Messenger RNA can be tested for using chips designed to bind with minute quantities of different mRNA sequences. A single chip can be made to test for the presence of many different mRNA sequences in parallel. Results from such tests will form patterns akin to fingerprints with different diseases having different patterns of mRNAs present.

Wong is director of the UCLA Human Salivary Proteome Project which has as its goal to identify and characterize all the proteins in saliva. But Wong is also working on development of tests for salivary mRNA to detect pathogens, cancers, and other diseases. My guess: mRNA patterns in saliva will become far more important than protein patterns because the mRNA patterns will be much easier to test for.

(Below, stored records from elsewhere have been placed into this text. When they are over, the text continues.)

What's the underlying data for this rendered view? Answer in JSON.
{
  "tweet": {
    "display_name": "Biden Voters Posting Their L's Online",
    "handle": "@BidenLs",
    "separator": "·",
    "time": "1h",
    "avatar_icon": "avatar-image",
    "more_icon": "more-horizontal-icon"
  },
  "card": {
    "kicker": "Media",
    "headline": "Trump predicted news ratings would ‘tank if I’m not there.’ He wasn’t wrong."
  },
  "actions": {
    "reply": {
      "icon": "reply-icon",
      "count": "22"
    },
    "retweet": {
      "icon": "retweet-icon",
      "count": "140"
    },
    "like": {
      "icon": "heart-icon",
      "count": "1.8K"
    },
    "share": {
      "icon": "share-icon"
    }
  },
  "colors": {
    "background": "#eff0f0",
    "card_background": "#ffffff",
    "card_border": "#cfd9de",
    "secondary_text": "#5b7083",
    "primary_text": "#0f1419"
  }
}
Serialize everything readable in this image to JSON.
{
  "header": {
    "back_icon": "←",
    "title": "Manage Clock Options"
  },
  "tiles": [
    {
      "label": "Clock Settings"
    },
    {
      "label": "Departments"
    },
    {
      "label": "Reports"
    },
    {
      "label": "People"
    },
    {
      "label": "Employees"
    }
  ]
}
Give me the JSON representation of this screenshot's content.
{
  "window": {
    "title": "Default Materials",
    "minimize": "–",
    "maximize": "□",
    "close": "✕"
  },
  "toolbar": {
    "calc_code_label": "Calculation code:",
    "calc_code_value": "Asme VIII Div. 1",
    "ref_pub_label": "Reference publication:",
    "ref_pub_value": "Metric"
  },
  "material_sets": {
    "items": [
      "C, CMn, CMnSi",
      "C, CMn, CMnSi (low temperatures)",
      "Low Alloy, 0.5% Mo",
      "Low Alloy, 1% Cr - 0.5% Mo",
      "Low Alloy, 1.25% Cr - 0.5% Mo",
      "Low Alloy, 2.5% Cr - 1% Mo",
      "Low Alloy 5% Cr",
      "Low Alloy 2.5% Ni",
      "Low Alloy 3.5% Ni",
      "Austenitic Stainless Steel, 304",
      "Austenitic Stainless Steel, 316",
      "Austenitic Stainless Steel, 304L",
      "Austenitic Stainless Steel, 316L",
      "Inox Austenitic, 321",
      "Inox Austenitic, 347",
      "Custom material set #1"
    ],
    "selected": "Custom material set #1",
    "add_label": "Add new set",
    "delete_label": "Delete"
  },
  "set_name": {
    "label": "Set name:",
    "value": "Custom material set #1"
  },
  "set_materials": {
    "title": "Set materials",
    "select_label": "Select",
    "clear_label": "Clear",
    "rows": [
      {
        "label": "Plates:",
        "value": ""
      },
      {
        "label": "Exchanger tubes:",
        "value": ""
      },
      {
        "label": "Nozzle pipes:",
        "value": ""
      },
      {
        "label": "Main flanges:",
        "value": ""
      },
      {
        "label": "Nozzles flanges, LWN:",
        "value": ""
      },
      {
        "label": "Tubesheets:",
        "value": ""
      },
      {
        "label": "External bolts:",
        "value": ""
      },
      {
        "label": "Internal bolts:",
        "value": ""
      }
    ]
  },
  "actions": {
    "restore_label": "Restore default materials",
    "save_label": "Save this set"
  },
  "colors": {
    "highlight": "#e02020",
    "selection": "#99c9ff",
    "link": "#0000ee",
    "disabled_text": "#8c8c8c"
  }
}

Watch for a gradual partial replacement of blood tests by breath and saliva tests that will be performed in doctors' offices while you wait. Then watch for the introduction of home saliva and breath tests that can be done cheaply and more often. Expect the mRNA saliva tests to hit the market in this decade. Ditto for breath tests.

Share |      Randall Parker, 2005 April 27 02:06 AM  Biotech Assay Tools

Dave Schuler said at April 27, 2005 8:56 AM:

The question may come down to whic approach is cheaper and more reliable. Or which is less likely to pee on your rugs.

Randall Parker said at April 27, 2005 8:37 PM:


In my experience great Australian Shepherds would never do such a thing.

Munroe said at April 28, 2005 7:17 AM:

A fine screening tool indeed. How long before home kits become available?